Unlike Bruce Willis and his team drilling into the core of an asteroid
in the 1998 movie Armageddon and planting a nuclear bomb, that scenario
just doesn't seem likely, Boslough said.

Playing out Golevka's hypothetical demise even on a super-fast computer
took longer than the movie. Sandia's half-second, billion-cell
simulation of a 10-megaton explosion at Golevka's center took 12 hours
to run on 7,200 processors of Red Storm.

The supercomputer is a product of a partnership between Cray Computers
Inc. and Sandia National Laboratories, developed for the Advanced
Simulation and Computing program of the Department of Energy's National
Nuclear Security Administration (NNSA) laboratory.

Low-yield, high payoff

The Red Storm computational output provided useful insights.

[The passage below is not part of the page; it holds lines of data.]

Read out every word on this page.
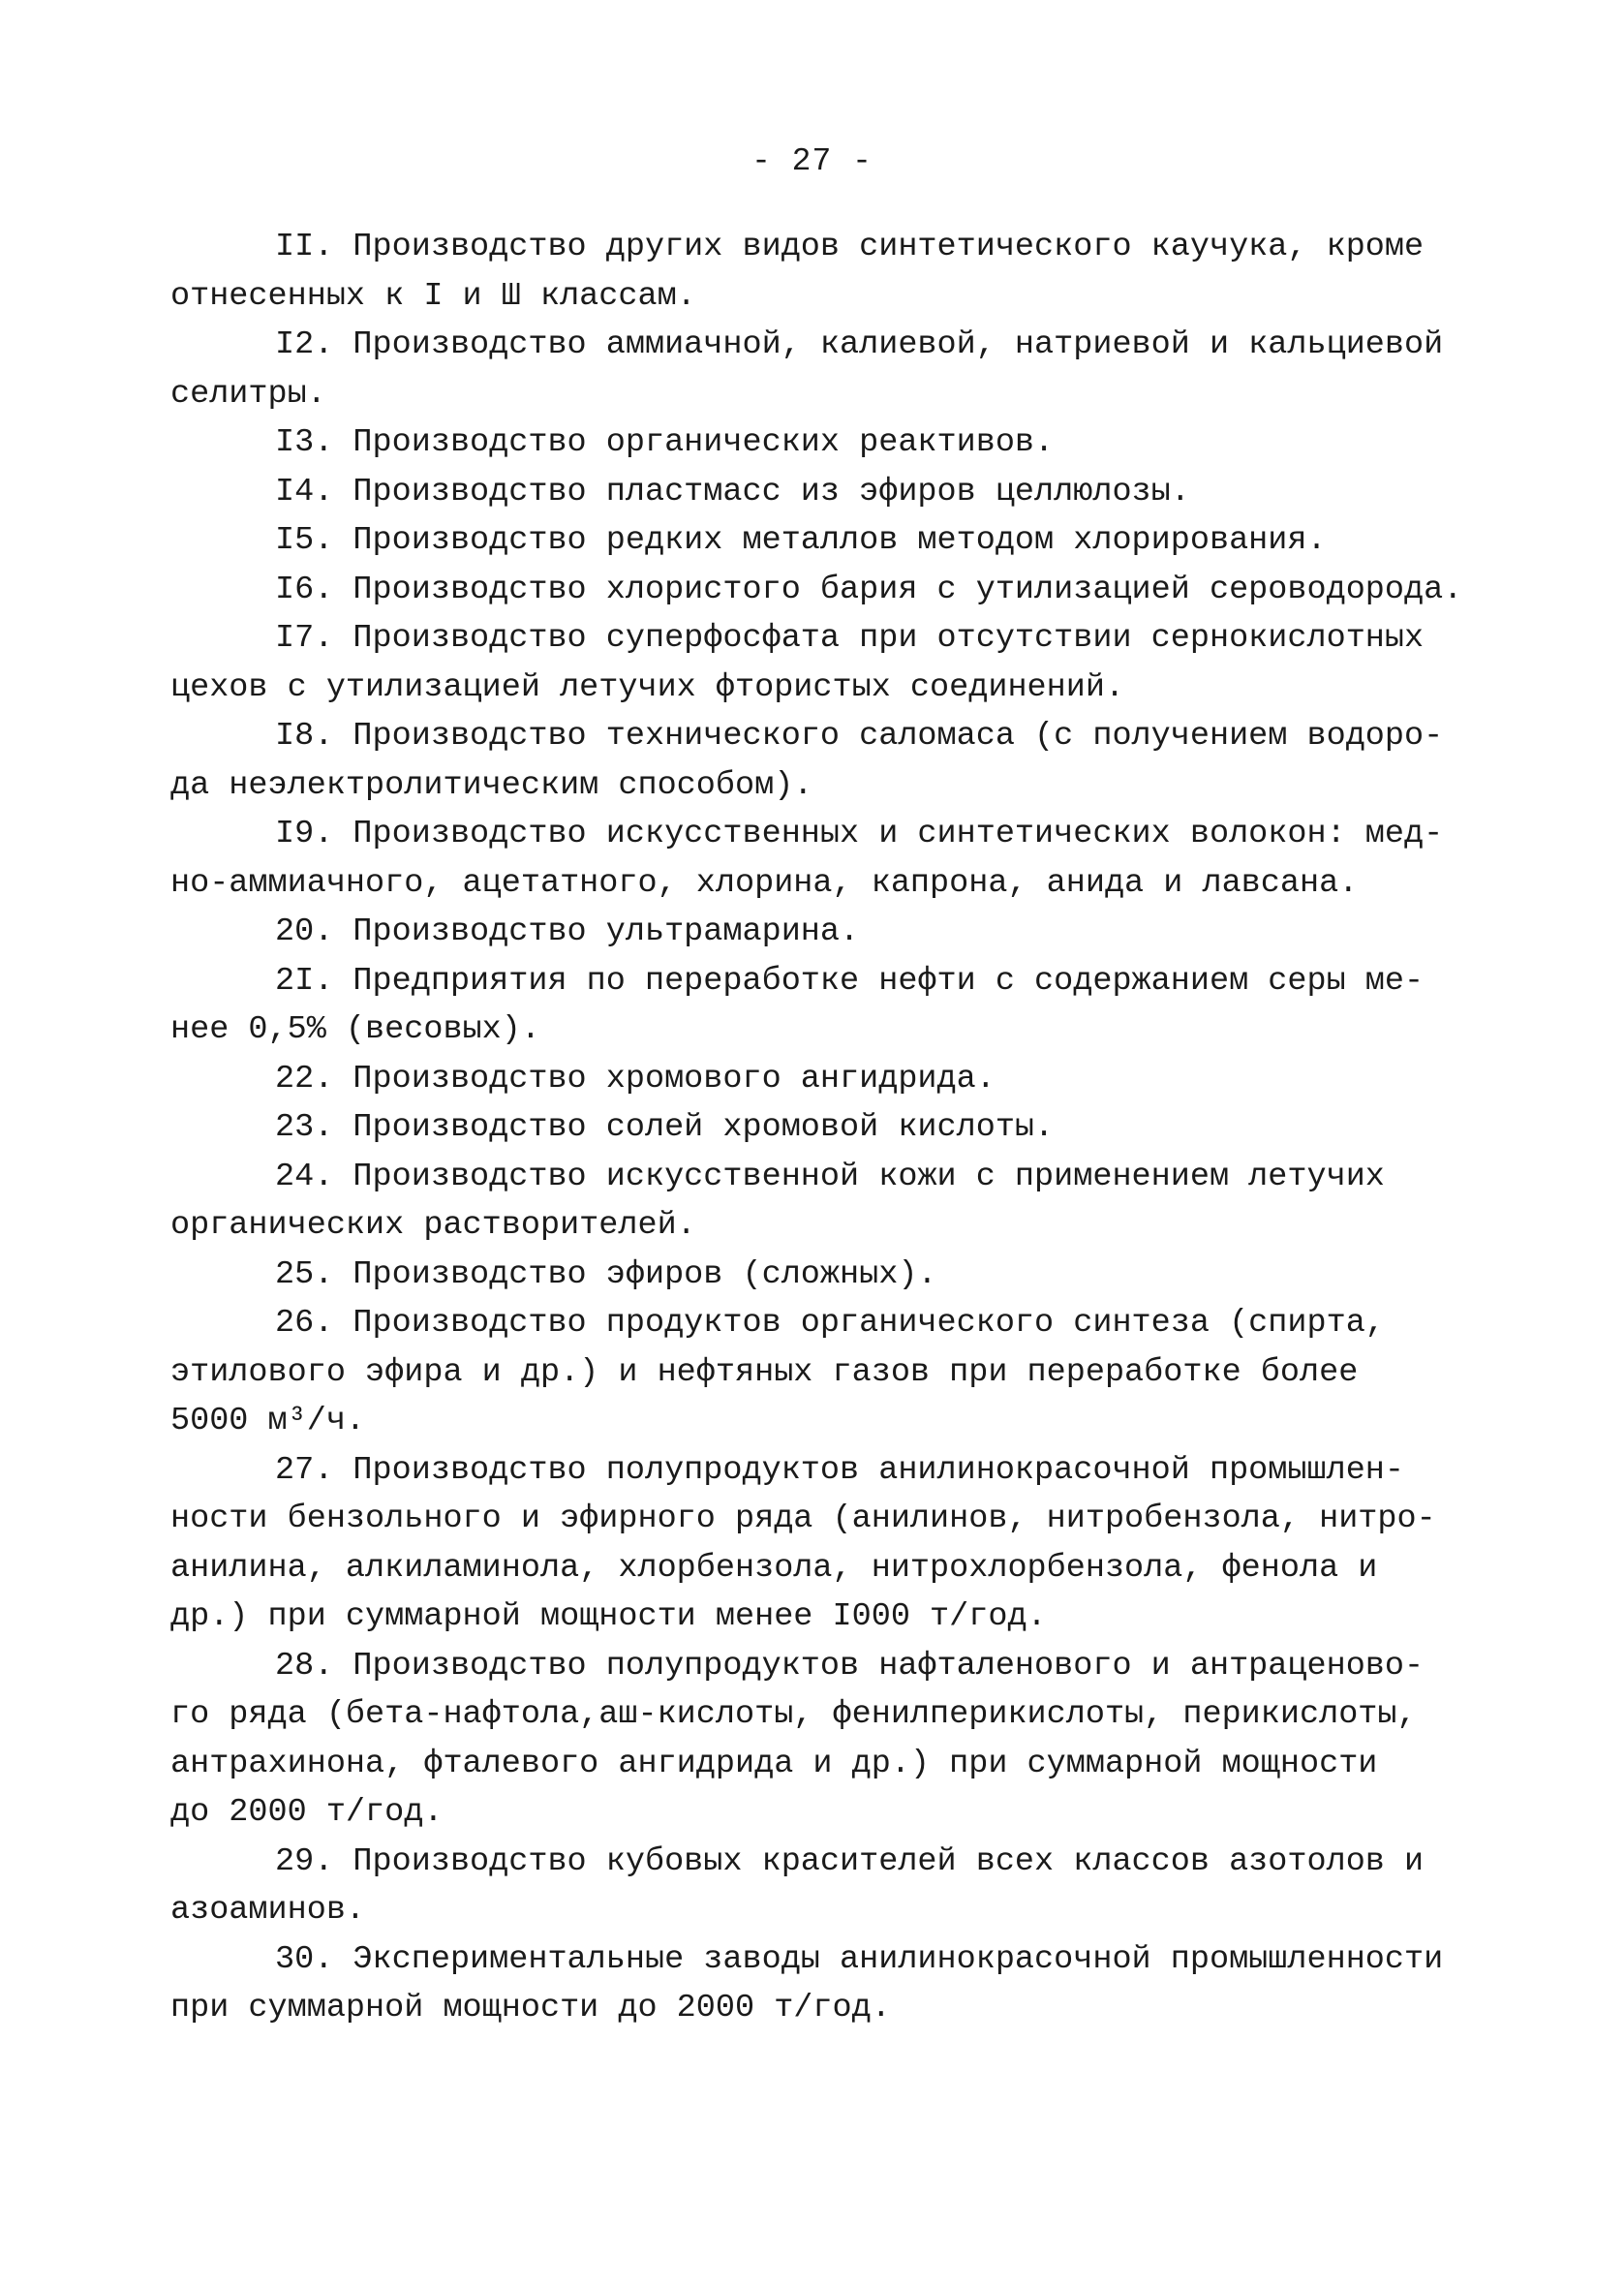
- 27 -

II. Производство других видов синтетического каучука, кроме
отнесенных к I и Ш классам.

I2. Производство аммиачной, калиевой, натриевой и кальциевой
селитры.

I3. Производство органических реактивов.

I4. Производство пластмасс из эфиров целлюлозы.

I5. Производство редких металлов методом хлорирования.

I6. Производство хлористого бария с утилизацией сероводорода.

I7. Производство суперфосфата при отсутствии сернокислотных
цехов с утилизацией летучих фтористых соединений.

I8. Производство технического саломаса (с получением водоро-
да неэлектролитическим способом).

I9. Производство искусственных и синтетических волокон: мед-
но-аммиачного, ацетатного, хлорина, капрона, анида и лавсана.

20. Производство ультрамарина.

2I. Предприятия по переработке нефти с содержанием серы ме-
нее 0,5% (весовых).

22. Производство хромового ангидрида.

23. Производство солей хромовой кислоты.

24. Производство искусственной кожи с применением летучих
органических растворителей.

25. Производство эфиров (сложных).

26. Производство продуктов органического синтеза (спирта,
этилового эфира и др.) и нефтяных газов при переработке более
5000 м³/ч.

27. Производство полупродуктов анилинокрасочной промышлен-
ности бензольного и эфирного ряда (анилинов, нитробензола, нитро-
анилина, алкиламинола, хлорбензола, нитрохлорбензола, фенола и
др.) при суммарной мощности менее I000 т/год.

28. Производство полупродуктов нафталенового и антраценово-
го ряда (бета-нафтола,аш-кислоты, фенилперикислоты, перикислоты,
антрахинона, фталевого ангидрида и др.) при суммарной мощности
до 2000 т/год.

29. Производство кубовых красителей всех классов азотолов и
азоаминов.

30. Экспериментальные заводы анилинокрасочной промышленности
при суммарной мощности до 2000 т/год.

In particular, Boslough said, was the realization that using multiple,
low-yield, deflecting explosions is much better than using one
high-yield device.

"There are many advantages" to this approach, Boslough observed. "For
one, you don't need to rendezvous with the asteroid and drill a hole or
otherwise place a devise. You can set it off as a surface
burst. Contrast the time it takes to 'land' something on the surface of
an asteroid - like NASA's Near Earth Asteroid Rendezvous (NEAR)
spacecraft - to how long it takes just to get there, like NASA's Deep
Impact," he said.

You want to solve the problem quickly, Boslough said, "even if we know
about an impact decades in advance - the public perception will be that
time is of the essence."

If asteroid deflection is the game plan, there's need to avoid
accidental breakage.

A low yield blast lessens the volume of material that is subjected to
the highest tensile and shear stress, reducing the likelihood that the
object will come apart.

"If you do break the asteroid, you want to make sure none of the big
pieces hit the Earth," Boslough said. "Multiple low-yield bursts over an
entire hemisphere [of the asteroid] would reduce the likelihood that
anything big would get left behind on the impact trajectory."

Backup plan

The fact that you can get a low-yield device to a menacing object fast
also means that you are more likely to have a second chance, Boslough
noted. That equates to a viable "backup plan", he added, for other, more
elaborate, expensive, and time-consuming methods.

"When you are saving the Earth, it's good to have a plan B. I suspect
that if a Near Earth Object (NEO) were confirmed to be on an impact
trajectory, public opinion would demand fast action and this would
become plan A, if it wasn't already," Boslough said.

Boslough said that follow-on work regarding defending Earth from NEOs is
slated. Specifically on tap is delving into momentum transfer for a
variety of assumed asteroidal and cometary materials and structures.